Western cut ties with the county altogether, including closing the area’s sole crisis facility. Anderson said the company had been clear: Western needed to provide a continuum of care to do its job well.
While Lewis and Clark County has filled some gaps since, its crisis house remains closed. The one company that applied for the job determined reimbursement rates would cover only half the costs.
Some jurisdictions, like Gallatin County, which ended its contract with Western in 2022, plan to open crisis facilities with different providers at the helm. Anderson said new vendors alone can’t fix Montana’s problems.
“Our current state is not a result of Western not knowing how we could provide good care,” Anderson said. “The current state is a result of the state not funding good care.”
Lawmakers are considering a bill that would spend $300 million over several years toward fixing the state’s behavioral health care system. They’re also considering a constitutional amendment to establish a mental health trust fund. That would be in addition to a fund Republican Gov. Greg Gianforte created to fill gaps in mental health care, though some details remain undecided and competition for those dollars will be high.
State representatives also proposed to raise Medicaid reimbursement rates but haven’t agreed by how much. Mental health workers have said adjusted Medicaid rates are only a stopgap, and crisis services can’t rely on those payments alone.
Montana state officials are exploring a statewide program to fund specially designated clinics that offer local mental health and substance abuse services — paying for the value of the care instead of each service independently.
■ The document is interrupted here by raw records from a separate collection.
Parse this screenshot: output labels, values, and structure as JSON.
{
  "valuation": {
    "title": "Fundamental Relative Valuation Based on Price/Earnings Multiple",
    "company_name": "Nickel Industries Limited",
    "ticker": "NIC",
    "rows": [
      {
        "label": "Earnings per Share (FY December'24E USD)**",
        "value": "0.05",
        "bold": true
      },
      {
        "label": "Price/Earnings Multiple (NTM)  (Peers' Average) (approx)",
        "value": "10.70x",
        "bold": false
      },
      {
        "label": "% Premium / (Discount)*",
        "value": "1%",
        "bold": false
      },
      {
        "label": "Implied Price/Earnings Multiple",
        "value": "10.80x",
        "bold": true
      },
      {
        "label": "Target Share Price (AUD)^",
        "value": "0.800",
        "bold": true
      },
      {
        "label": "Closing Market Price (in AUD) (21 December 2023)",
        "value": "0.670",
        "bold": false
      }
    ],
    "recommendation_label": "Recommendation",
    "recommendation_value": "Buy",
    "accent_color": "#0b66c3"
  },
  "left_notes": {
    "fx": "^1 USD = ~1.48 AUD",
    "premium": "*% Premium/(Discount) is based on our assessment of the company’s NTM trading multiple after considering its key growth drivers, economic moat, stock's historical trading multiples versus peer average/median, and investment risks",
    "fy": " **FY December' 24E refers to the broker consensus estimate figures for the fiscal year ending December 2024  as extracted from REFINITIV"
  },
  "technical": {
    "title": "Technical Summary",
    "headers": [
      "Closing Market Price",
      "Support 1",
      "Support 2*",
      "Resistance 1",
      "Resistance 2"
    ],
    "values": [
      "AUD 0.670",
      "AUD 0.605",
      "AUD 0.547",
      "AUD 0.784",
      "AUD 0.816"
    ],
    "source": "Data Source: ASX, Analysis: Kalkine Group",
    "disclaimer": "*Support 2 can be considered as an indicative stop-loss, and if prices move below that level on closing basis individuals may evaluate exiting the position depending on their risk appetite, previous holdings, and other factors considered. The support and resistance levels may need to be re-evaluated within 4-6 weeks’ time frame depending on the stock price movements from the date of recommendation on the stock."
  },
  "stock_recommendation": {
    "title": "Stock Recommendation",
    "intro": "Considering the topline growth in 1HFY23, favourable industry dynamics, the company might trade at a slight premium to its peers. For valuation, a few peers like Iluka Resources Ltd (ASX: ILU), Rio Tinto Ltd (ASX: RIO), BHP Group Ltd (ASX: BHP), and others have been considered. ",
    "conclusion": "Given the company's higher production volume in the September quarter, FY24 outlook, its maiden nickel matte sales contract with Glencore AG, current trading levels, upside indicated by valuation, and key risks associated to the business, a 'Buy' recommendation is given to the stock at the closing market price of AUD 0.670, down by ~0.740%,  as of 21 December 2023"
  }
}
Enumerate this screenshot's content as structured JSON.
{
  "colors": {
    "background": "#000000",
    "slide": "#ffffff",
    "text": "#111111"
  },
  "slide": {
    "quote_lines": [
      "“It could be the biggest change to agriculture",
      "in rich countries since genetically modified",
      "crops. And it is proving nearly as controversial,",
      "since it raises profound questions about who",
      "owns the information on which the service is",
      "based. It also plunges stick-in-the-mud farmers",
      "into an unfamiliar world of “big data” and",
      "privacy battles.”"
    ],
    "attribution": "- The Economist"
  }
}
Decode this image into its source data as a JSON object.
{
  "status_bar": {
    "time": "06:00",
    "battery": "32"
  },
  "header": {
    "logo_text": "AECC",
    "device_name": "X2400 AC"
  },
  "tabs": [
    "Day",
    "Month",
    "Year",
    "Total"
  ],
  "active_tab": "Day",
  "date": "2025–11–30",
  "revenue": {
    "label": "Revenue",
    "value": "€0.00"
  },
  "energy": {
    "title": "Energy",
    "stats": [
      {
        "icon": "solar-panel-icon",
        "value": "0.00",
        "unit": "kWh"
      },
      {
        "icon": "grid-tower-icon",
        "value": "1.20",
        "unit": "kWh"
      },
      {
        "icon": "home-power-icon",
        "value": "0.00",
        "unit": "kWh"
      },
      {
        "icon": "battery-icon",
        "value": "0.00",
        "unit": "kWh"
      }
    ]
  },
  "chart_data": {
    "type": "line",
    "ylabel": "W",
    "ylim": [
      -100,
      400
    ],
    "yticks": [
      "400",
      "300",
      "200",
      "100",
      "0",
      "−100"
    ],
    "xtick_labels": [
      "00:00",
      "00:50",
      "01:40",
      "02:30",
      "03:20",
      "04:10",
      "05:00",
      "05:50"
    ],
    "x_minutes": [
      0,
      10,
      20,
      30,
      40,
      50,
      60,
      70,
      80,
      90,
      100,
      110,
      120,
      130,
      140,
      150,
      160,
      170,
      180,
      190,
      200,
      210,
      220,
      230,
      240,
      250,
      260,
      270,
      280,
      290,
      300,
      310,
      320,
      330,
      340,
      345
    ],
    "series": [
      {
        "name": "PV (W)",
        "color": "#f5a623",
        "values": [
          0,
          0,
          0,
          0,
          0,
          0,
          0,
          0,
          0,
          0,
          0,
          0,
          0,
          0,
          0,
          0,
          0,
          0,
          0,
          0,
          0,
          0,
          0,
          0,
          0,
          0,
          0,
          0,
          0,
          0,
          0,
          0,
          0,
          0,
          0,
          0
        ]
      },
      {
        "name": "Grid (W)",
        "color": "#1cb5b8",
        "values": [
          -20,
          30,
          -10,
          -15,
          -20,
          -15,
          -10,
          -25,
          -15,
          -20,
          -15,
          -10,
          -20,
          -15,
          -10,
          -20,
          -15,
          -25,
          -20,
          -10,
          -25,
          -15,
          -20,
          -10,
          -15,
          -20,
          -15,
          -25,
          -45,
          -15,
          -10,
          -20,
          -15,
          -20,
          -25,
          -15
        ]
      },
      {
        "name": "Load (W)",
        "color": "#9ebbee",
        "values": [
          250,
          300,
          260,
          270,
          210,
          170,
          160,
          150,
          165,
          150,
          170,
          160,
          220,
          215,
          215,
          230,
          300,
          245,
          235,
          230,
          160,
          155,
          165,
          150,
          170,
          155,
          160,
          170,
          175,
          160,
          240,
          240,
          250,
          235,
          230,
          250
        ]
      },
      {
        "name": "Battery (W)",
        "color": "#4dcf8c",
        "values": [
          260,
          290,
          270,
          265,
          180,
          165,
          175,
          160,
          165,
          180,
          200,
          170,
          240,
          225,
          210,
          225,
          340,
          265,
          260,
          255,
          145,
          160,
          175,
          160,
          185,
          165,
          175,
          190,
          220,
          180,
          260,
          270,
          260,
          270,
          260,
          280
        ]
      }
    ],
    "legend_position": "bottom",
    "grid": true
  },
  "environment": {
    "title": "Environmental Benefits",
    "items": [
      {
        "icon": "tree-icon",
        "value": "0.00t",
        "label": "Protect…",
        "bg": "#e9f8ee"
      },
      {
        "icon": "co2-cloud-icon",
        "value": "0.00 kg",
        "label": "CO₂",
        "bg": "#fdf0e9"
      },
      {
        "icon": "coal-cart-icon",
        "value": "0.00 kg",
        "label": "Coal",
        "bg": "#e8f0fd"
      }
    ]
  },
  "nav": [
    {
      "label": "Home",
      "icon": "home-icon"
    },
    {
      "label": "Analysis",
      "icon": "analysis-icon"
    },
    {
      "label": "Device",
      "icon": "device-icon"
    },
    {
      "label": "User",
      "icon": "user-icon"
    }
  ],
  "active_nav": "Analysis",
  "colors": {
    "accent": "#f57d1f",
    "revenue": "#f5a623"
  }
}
“We’ve got to change the system,” said Mary Windecker, executive director of Behavioral Health Alliance of Montana.
The Montana Department of Public Health and Human Services received a federal grant to begin making plans to adopt that system. But if that change comes, it’s years out.
Meanwhile, mental health clinics are struggling to keep existing programs from further unraveling.
As for Western, Anderson said the center is still committed to serving clients. Western is using former crisis beds to expand group home programs and began accepting new residents in March.
For now, the company doesn’t plan to return to its former level of crisis services.
“The need is there,” he said. “We just can’t continue to subsidize the program.”
Western’s two remaining crisis centers are in Missoula and Ravalli counties — just 47 miles from each other in the vast state.